The concept of farm-to-table became a popular topic in 2014, when e-commerce was focusing on selling fresh leaped in an explosive form. However, there are multiple obstacles to fresh food e-commerce. First, the distribution chain is difficult to be organized. If the e-commerce has its delivery, it costs extra money for the license fee. Cooperating with other companies providing delivery service also takes extra costs, because it has to guarantee the quality. During the delivery, the temperature is important for keeping the food fresh, but it’s hard to manage for the drivers to set up the exact temperature. Some delivery guys would turn off the AC for less fuel charge. At the same time, different cities have different transportation rules. For example, tricycles are allowed in Beijing, but not Shanghai. Regulating and forming a distribution chain is an essential problem for many e-commerce companies. Second, the float between the needs and products’ price is huge and uncontrollable. The output of traditional products is decided by plenty of reasons: season, temperature, and global climate, which can influence the price in a big range. For example, in December 2014, two fresh food e-commerce companies advertised that the cherries will be sold at a lower price than in the market, however, it didn’t end well. Because of the sudden shortage of cherry that year, one company had to withdraw the ads, and another one insisted to sell at a loss. On the other hand, compared to the traditional market, e-commerce always has to pay more effort on preserving the quality of the products. The quality of some products can be influenced by many uncontrollable factors, at this point, removing it from the selling list is the only way, which decrease the diversity of the products.

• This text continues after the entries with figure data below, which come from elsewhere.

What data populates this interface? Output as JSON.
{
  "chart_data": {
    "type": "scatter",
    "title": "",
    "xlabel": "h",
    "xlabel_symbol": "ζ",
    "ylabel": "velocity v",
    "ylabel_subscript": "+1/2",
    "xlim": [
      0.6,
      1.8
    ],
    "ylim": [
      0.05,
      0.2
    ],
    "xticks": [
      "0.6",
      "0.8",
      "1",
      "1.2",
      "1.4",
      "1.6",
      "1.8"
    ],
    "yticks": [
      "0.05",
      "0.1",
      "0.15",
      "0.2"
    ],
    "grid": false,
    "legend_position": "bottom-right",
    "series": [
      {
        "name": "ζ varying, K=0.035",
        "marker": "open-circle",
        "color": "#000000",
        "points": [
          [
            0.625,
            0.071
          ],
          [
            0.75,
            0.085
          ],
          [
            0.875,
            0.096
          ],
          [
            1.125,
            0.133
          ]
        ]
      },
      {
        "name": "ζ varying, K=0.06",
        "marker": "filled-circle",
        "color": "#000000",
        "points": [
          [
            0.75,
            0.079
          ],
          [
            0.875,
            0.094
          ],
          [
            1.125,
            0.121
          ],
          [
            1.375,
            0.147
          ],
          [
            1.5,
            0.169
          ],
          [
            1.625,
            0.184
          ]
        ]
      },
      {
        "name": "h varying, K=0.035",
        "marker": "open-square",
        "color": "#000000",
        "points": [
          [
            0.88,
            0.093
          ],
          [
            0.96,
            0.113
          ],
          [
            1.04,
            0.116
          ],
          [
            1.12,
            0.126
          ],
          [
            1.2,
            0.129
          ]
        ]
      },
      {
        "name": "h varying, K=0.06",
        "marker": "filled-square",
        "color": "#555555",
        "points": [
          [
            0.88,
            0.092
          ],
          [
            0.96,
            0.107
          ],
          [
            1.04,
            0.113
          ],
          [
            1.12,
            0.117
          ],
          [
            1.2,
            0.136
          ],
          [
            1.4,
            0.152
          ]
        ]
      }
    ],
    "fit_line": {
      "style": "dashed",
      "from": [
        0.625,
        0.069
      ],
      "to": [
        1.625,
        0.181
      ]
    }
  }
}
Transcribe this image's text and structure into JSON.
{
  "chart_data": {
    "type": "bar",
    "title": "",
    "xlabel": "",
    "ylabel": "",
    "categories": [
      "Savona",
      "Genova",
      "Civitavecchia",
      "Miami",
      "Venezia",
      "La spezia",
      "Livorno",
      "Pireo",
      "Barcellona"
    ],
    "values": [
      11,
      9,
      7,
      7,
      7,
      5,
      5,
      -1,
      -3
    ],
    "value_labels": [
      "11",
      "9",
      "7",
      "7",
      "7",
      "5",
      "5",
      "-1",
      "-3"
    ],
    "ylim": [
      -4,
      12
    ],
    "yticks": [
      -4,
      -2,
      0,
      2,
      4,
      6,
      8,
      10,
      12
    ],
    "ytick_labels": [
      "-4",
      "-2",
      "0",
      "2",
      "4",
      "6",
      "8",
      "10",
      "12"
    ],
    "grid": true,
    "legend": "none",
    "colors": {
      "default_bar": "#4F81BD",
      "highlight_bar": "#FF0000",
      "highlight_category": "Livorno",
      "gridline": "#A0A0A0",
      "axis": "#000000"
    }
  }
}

At the same time, fresh food e-commerce challenges the traditional markets. For the traditional markets, pedlars can spend 200 RMB to get a stall and sell products by only following the basic rules. The process is easy, simple, and quick, even though the gained profit is low. For some people, shopping in the local market is the only way, but for more people who have fast life speed in big cities, e-commerce becomes a better way. Fresh food e-commerce spends costs on advertisement and promotion, which is highly welcomed by young people. With the promotion, lower prices, traditional markets seem to lose their status. Traditional market contains many stalls, where the pedlars gain few profits under the competition with their neighbors. The appearance of e-commerce brings a surviving risk to them. However, at the same time, fresh e-commerce doesn’t gain more profit than the traditional market. Compared to traditional pedlars using plastic bags, e-commerce needs package or box for delivery, it increases the costs. Second, customers can choose the product by themselves, but e-commerce needs to hire people to check the quality, which raises the costs again. Traditional pedlars are experienced with the market, that they would sell the products to the nearby restaurant if they can sell them all because of the weather or emergent condition.

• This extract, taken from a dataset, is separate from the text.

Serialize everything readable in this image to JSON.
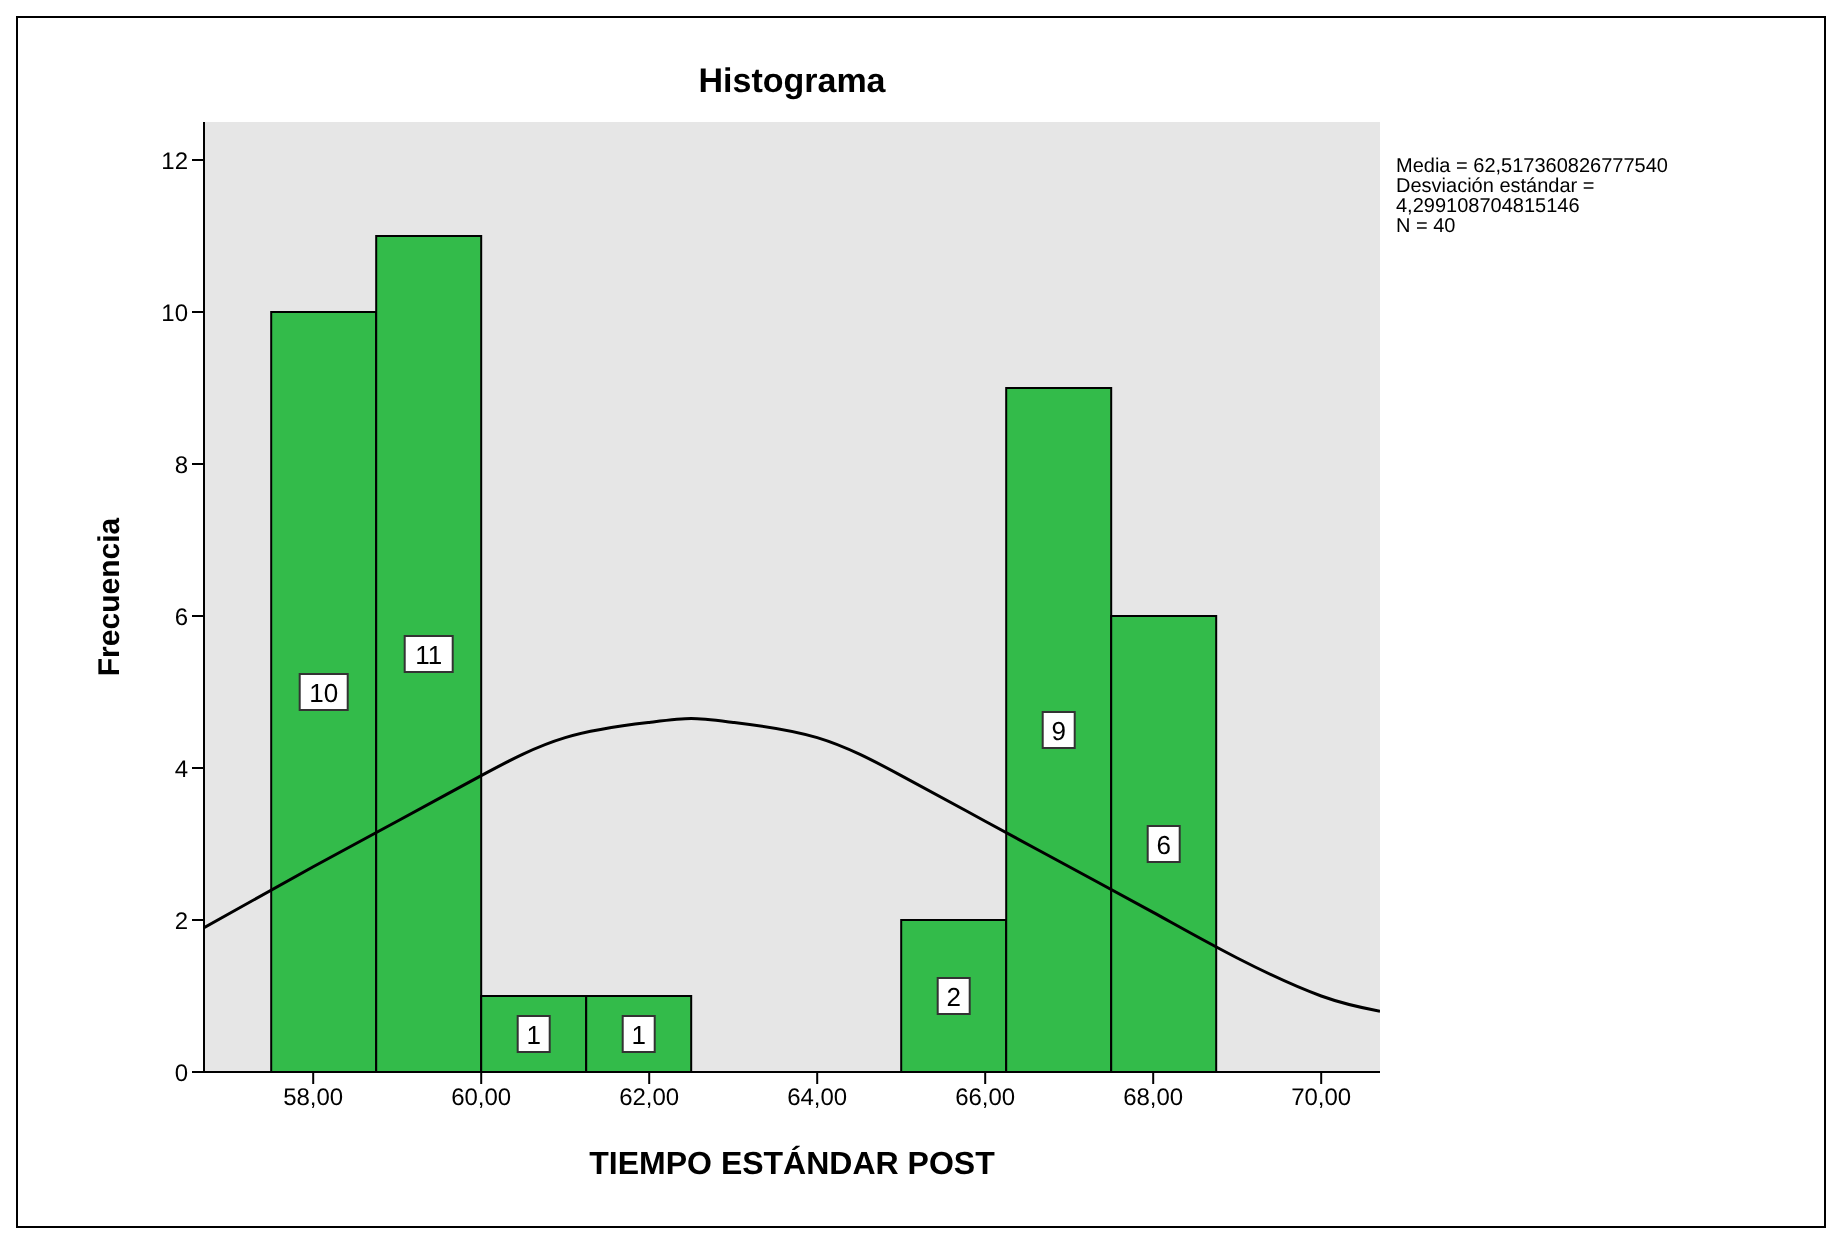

Fresh food e-commerce is a challenge to the traditional market and an evolution of people’s lifestyles. Some various risks and problems still needed to be solved. For young people, cooking seems unnecessary, especially with the growth of food delivery. For people of older age, particularly living in under 3-tier cities, grocery shopping in supermarkets or local markets is a part of their life that they would not want to change. There’s still a long process that fresh food e-commerce needs to go through.